The deceptive trade practices claim survived because Cavanaugh chose to apply the law of Missouri, the plaintiffs' home state, rather than New Jersey law.
In New Jersey, consumer fraud claims arising from the sale of defective products are covered by the Product Liability Act, and liability under that act requires proof of harm.
"The Court does not agree that articulating a claim in terms of pure economic harm where the core issue is the potential injury arising as a consequence of the products' allegedly harmful chemicals converts the underlying defective product claim into an independent and unrelated consumer fraud issue," Cavanaugh ruled.
The principle comes from Sinclair v. Merck & Co., 195 N.J. 51 (2008), a New Jersey Supreme Court ruling that said claims that painkiller Vioxx caused risk of heart attacks could be pursued under the Product Liability Act, but not the Consumer Fraud Act.
The Missouri Merchandising Practices Act, however, does allow recovery for economic damages arising from any merchandise in trade or commerce. And because the plaintiffs are from Missouri, that state's law applies to the case, Cavanaugh ruled.
He also declined to disturb a claim for violation of a breach of implied warranty but did dismiss a claim for unjust enrichment.
According to the suits, the FDA banned the use of methylene chloride in 1989 because its presence threatens an elevated risk of cancer. If the substance occurs as a byproduct of other chemical reactions within a product, it can be removed by a process called "vacuum stripping," but the defendants chose not to do so, the suits say.

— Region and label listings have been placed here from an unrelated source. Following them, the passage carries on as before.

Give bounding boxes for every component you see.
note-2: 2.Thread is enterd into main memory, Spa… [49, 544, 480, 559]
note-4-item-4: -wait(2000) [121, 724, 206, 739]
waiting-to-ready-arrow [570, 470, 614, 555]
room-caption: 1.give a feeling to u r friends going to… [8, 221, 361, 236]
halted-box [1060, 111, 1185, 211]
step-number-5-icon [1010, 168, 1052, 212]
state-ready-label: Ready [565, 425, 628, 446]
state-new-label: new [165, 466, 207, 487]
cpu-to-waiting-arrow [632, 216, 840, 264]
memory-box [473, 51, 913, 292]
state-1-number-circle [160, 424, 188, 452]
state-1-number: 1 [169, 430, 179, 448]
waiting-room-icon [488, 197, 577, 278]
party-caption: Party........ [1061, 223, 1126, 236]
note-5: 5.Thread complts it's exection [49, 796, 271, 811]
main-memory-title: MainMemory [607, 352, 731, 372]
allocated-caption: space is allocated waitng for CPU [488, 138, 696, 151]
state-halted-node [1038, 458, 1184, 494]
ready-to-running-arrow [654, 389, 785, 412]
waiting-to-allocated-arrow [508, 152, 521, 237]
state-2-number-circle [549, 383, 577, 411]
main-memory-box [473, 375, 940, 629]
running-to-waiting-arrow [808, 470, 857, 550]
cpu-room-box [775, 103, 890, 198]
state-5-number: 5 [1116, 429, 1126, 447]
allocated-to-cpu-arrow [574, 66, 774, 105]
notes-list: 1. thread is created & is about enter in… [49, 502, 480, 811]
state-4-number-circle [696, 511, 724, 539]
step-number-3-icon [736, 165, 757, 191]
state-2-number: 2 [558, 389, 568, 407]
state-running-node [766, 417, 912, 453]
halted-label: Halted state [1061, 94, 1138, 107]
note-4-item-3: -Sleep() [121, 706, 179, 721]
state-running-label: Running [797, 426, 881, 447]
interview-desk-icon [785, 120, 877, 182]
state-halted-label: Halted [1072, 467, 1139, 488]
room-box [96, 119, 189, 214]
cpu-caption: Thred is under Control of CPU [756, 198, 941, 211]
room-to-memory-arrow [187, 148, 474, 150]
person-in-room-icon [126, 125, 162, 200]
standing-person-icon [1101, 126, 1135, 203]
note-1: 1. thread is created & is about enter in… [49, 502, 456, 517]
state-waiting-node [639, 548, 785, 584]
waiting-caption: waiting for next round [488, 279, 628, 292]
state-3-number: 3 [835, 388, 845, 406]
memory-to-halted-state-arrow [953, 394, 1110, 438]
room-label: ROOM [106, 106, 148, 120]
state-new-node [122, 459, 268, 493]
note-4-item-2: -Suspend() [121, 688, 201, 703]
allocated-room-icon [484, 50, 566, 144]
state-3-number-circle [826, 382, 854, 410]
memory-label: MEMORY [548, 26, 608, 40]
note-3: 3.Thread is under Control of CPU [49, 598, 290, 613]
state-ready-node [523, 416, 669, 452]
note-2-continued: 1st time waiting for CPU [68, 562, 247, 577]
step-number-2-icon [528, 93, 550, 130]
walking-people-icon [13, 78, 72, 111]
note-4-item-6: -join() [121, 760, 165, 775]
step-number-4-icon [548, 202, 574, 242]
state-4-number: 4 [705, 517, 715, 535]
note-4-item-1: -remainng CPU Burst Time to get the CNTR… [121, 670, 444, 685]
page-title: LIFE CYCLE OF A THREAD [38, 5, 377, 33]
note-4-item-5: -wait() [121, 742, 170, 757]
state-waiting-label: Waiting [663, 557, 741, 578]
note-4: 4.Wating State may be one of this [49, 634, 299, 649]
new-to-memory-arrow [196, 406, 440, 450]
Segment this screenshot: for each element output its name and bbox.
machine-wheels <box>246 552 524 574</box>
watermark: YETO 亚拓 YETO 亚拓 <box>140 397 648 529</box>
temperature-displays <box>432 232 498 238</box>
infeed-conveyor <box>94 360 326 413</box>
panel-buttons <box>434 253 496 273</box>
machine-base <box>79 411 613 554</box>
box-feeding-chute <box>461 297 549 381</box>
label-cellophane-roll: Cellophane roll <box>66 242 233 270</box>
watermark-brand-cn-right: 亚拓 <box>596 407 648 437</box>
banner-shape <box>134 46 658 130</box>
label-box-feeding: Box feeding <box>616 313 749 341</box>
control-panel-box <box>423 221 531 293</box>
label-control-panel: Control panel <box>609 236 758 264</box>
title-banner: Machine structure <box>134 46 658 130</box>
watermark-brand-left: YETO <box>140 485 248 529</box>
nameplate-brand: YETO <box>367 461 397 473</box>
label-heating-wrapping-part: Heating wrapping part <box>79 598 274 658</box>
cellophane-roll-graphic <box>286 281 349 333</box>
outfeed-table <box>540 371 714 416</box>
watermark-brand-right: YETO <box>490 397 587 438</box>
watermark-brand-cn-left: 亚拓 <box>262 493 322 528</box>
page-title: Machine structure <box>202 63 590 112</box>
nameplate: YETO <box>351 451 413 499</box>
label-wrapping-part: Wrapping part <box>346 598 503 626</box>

Similar suits are pending against Gerber Products Company, Kimberly-Clark and Proctor & Gamble Distributing.
Plaintiffs lawyer Gretchen Cappio says it's too early to tell, given the number of similar cases pending, what the damage claim or size of the class might be.
"We are heartened by Judge Cavanaugh's ruling," she says. "The court recognized that plaintiffs stated viable claims under Missouri state law and may proceed with their lawsuit."
Carroll declined to comment for Johnson & Johnson.
Wal-Mart counsel David Sellinger, of Greenberg Traurig in Florham Park, referred a reporter's call to Greg Rossiter, a spokesman for Wal-Mart, who says, "Wal-Mart sells millions of safe, affordable quality products to customers every day and while we can't comment specifically on this case, we're pleased that the judge had significantly narrowed the plaintiffs claims."